En 2015, la comédienne — connue notamment pour la série Sous le soleil — déclare publiquement avoir été violée par Johnny Hallyday alors qu’elle avait « 14 ou 15 ans », chez ses parents. Des accusations graves, portées contre une personnalité décédée depuis, et qui ne peuvent donc plus faire l’objet d’une procédure pénale à son encontre.
L’année suivante, en 2016, Adeline Blondieau remporte un procès en diffamation contre le rockeur, en lien avec un passage figurant dans les mémoires co-écrites par Amanda Sthers.
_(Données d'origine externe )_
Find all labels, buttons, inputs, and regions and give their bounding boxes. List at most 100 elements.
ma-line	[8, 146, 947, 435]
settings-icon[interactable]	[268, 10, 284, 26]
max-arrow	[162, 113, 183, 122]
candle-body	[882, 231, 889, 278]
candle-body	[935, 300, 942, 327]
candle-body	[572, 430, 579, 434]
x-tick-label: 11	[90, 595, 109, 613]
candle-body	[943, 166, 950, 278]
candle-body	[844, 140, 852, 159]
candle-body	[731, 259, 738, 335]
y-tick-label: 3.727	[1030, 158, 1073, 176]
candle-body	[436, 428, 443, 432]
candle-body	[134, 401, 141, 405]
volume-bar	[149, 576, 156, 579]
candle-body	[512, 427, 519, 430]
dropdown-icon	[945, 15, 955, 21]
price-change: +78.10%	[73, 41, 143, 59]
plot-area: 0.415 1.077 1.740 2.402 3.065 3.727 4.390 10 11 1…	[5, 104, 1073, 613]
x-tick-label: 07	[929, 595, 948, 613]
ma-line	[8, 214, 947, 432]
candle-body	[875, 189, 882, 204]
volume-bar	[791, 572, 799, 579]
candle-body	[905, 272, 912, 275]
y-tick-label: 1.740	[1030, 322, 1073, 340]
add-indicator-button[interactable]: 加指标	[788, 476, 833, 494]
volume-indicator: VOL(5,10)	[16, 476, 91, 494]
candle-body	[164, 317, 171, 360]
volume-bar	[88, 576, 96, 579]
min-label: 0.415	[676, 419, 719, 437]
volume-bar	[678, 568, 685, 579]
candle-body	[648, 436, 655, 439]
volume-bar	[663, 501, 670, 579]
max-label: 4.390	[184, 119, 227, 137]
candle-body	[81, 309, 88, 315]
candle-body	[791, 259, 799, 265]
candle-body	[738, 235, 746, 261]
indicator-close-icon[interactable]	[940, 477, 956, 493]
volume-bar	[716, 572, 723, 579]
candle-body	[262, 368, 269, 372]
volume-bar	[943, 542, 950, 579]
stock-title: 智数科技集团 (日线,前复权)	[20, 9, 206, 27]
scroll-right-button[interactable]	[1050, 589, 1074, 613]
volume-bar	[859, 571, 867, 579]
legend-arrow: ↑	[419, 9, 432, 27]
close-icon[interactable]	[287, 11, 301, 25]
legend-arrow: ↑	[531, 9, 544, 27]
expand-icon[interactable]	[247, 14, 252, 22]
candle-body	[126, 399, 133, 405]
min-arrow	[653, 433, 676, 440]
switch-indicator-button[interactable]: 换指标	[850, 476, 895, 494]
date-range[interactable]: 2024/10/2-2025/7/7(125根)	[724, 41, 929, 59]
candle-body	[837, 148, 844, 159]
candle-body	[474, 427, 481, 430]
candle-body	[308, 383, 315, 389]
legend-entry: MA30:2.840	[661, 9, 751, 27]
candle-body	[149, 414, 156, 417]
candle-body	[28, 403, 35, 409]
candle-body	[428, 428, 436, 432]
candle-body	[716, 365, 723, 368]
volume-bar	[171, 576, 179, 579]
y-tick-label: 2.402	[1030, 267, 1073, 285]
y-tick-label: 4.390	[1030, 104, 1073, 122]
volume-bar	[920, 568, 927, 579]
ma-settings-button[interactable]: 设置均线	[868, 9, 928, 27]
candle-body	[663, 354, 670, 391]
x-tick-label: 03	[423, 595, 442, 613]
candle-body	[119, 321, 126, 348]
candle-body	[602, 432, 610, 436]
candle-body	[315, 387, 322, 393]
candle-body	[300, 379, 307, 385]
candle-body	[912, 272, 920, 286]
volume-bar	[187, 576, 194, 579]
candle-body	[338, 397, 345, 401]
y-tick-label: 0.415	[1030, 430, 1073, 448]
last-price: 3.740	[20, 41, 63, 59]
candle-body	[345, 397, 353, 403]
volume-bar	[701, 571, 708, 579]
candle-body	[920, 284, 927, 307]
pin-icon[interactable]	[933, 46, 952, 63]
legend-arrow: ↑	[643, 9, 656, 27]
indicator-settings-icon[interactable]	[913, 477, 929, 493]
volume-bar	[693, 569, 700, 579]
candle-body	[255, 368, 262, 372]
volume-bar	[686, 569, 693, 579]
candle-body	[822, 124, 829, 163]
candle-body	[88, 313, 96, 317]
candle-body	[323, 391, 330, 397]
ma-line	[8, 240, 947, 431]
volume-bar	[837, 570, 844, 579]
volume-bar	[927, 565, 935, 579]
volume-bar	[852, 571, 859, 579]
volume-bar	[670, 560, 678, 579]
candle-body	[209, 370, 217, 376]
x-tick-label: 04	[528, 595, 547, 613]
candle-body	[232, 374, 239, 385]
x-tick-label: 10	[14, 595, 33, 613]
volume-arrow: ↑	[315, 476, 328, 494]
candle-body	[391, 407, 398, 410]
Ce jugement établit un lien direct entre le livre et la situation judiciaire de Blondieau, plaçant rétrospectivement la biographe dans une position délicate.
« Je n’ai pas réagi » : la ligne de conduite assumée de Sthers face à RTL
Interrogée sur les allégations d’Adeline Blondieau envers Johnny Hallyday, Amanda Sthers a choisi une réponse sans ambiguïté au micro de RTL : « Je n’ai pas réagi et je ne réagirai pas avec vous non plus. » Une formule abrupte, qui clôt la discussion avant même qu’elle ne s’ouvre.
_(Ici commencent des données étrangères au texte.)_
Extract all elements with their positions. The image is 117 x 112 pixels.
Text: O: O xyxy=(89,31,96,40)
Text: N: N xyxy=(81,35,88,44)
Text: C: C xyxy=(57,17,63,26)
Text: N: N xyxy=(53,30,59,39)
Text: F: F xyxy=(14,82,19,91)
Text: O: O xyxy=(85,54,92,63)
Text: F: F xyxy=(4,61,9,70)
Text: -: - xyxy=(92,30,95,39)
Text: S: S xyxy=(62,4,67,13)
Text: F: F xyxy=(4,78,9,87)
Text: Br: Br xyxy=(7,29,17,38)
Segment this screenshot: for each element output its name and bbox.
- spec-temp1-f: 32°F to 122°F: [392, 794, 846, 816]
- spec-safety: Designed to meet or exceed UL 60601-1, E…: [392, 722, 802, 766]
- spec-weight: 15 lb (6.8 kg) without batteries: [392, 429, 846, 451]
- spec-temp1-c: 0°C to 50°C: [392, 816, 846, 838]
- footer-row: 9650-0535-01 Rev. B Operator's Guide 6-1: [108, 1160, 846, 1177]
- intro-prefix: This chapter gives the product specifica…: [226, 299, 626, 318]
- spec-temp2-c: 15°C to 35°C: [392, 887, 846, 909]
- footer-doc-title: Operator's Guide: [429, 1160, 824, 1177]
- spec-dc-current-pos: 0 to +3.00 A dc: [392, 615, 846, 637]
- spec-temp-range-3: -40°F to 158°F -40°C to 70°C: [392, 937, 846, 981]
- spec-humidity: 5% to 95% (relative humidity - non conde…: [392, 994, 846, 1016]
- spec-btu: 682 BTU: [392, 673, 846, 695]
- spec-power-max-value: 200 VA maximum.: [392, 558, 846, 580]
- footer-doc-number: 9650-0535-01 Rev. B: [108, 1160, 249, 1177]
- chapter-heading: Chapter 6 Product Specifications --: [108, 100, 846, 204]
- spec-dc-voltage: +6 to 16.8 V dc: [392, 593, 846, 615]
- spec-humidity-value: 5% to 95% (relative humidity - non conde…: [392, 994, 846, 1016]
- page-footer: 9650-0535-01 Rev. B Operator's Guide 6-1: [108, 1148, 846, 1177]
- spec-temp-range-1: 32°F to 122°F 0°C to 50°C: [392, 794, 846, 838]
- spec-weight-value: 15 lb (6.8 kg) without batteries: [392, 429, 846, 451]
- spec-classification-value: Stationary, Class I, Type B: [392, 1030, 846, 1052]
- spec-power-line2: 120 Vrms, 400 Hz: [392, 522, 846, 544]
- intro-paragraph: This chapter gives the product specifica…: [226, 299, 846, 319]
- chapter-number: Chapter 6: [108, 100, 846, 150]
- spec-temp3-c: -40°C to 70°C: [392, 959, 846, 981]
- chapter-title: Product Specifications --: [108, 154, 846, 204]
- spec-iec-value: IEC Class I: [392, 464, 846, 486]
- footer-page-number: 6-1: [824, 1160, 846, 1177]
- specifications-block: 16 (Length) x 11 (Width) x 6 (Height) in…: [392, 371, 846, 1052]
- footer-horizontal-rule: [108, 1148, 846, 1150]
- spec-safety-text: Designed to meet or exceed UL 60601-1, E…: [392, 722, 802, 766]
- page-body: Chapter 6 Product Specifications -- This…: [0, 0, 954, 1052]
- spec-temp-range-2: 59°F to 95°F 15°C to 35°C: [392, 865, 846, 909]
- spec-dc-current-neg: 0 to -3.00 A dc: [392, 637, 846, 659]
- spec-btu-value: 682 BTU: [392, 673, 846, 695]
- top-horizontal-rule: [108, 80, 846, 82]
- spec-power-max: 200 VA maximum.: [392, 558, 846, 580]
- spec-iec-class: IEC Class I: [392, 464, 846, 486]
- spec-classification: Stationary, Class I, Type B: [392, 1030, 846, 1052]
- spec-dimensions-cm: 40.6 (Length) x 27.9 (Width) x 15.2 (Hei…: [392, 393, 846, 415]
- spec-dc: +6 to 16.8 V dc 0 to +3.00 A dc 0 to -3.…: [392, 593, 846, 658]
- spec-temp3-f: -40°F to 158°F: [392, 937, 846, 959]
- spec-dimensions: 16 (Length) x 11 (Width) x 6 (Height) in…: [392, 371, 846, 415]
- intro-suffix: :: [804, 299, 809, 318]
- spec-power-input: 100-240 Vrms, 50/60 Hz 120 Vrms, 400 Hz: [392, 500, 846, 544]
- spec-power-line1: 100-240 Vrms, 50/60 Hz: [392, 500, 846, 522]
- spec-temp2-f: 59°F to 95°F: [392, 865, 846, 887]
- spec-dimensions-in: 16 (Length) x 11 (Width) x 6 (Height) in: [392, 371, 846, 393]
L’écrivaine nuance néanmoins sa position en distinguant empathie et responsabilité : « Je comprends [la] douleur [d’Adeline] mais je ne peux pas m’en excuser puisque je suis juste transcriptrice d’un autre. » Elle se présente ainsi comme une simple médiatrice du récit de Hallyday, sans endosser la paternité des propos qui ont conduit au procès en diffamation.
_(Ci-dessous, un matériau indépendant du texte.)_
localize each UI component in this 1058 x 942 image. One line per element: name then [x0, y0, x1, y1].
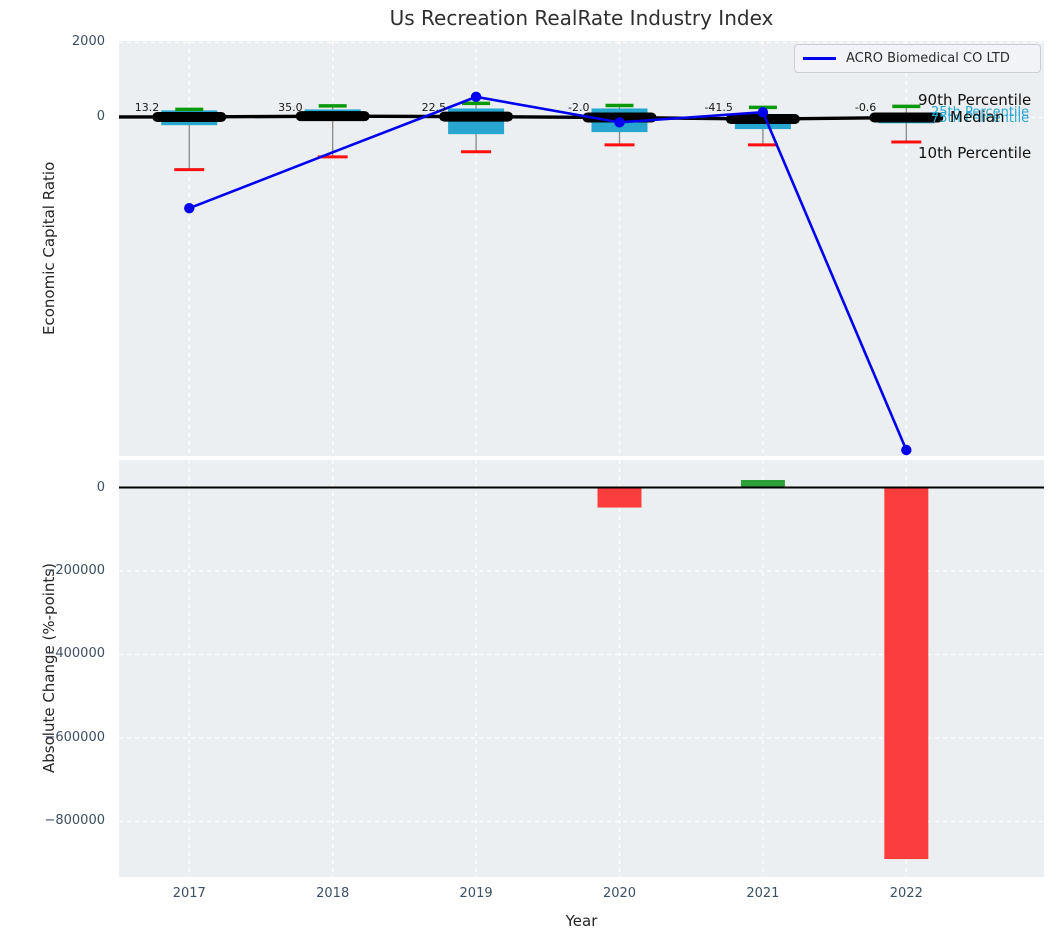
ytick-bottom-0: 0	[96, 479, 105, 495]
label-75th-percentile: 75th Percentile	[931, 111, 1030, 126]
chart-title: Us Recreation RealRate Industry Index	[389, 6, 774, 30]
ytick-bottom--200000: −200000	[44, 563, 105, 578]
label-10th-percentile: 10th Percentile	[918, 144, 1032, 162]
ytick-bottom--600000: −600000	[44, 729, 105, 745]
ytick-top-2000: 2000	[71, 34, 105, 50]
median-annotation-2021: -41.5	[704, 101, 733, 114]
ytick-bottom--400000: −400000	[44, 646, 105, 662]
median-annotation-2019: 22.5	[421, 101, 447, 114]
legend: ACRO Biomedical CO LTD	[794, 44, 1041, 73]
ytick-top-0: 0	[96, 109, 105, 125]
xtick-2021: 2021	[746, 886, 780, 901]
label-25th-percentile: 25th Percentile	[931, 105, 1030, 120]
legend-label: ACRO Biomedical CO LTD	[846, 51, 1010, 66]
median-annotation-2022: -0.6	[854, 101, 877, 114]
ytick-bottom--800000: −800000	[44, 813, 105, 829]
x-axis-label: Year	[565, 912, 598, 930]
xtick-2018: 2018	[316, 886, 350, 901]
legend-line-sample-icon	[803, 57, 836, 60]
xtick-2020: 2020	[602, 886, 637, 901]
median-annotation-2018: 35.0	[278, 101, 303, 114]
label-90th-percentile: 90th Percentile	[918, 91, 1032, 109]
xtick-2019: 2019	[459, 886, 493, 901]
xtick-2017: 2017	[172, 886, 206, 901]
label-median: Median	[950, 108, 1005, 126]
median-annotation-2017: 13.2	[134, 101, 160, 114]
top-y-axis-label: Economic Capital Ratio	[40, 161, 58, 336]
median-annotation-2020: -2.0	[568, 101, 590, 114]
bottom-plot-area	[119, 460, 1044, 877]
xtick-2022: 2022	[889, 886, 923, 901]
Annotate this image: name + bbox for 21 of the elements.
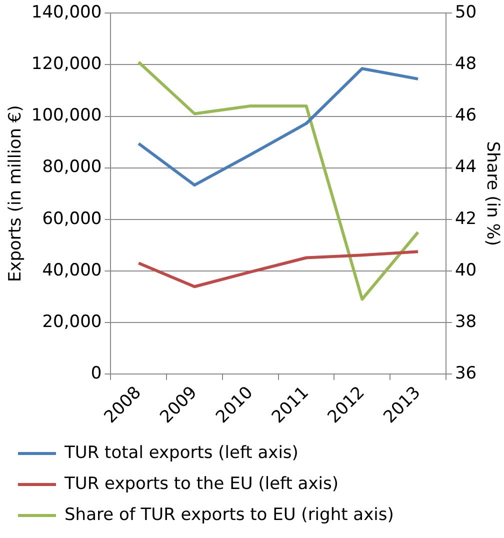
y2-tick-label: 36 [454,363,477,384]
y-tick-label: 40,000 [42,260,102,280]
y-tick-label: 80,000 [42,157,102,178]
y2-axis-title: Share (in %) [482,141,502,246]
y-tick-label: 140,000 [31,2,102,23]
legend-label: TUR total exports (left axis) [64,442,298,463]
y-tick-label: 120,000 [31,54,102,74]
legend-label: TUR exports to the EU (left axis) [64,474,338,494]
y2-tick-label: 38 [454,312,477,332]
y2-tick-label: 50 [454,2,477,23]
y-tick-label: 100,000 [31,106,102,126]
y2-tick-label: 44 [454,157,477,178]
y-tick-label: 60,000 [42,208,102,229]
y2-tick-label: 42 [454,208,477,229]
y-tick-label: 20,000 [42,312,102,332]
y-axis-title: Exports (in million €) [6,105,26,282]
y2-tick-label: 48 [454,54,477,74]
y2-tick-label: 46 [454,106,477,126]
y2-tick-label: 40 [454,260,477,280]
legend-label: Share of TUR exports to EU (right axis) [64,504,394,525]
y-tick-label: 0 [90,363,102,384]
Cette posture de retrait s’inscrit dans une logique cohérente pour Sthers : ni solidarité publique avec les plaignantes, ni défense explicite des hommes mis en cause. Une prudence qui lui permet d’éviter toute prise de position dans des affaires où son entourage direct est impliqué, mais qui n’échappe pas à l’attention médiatique.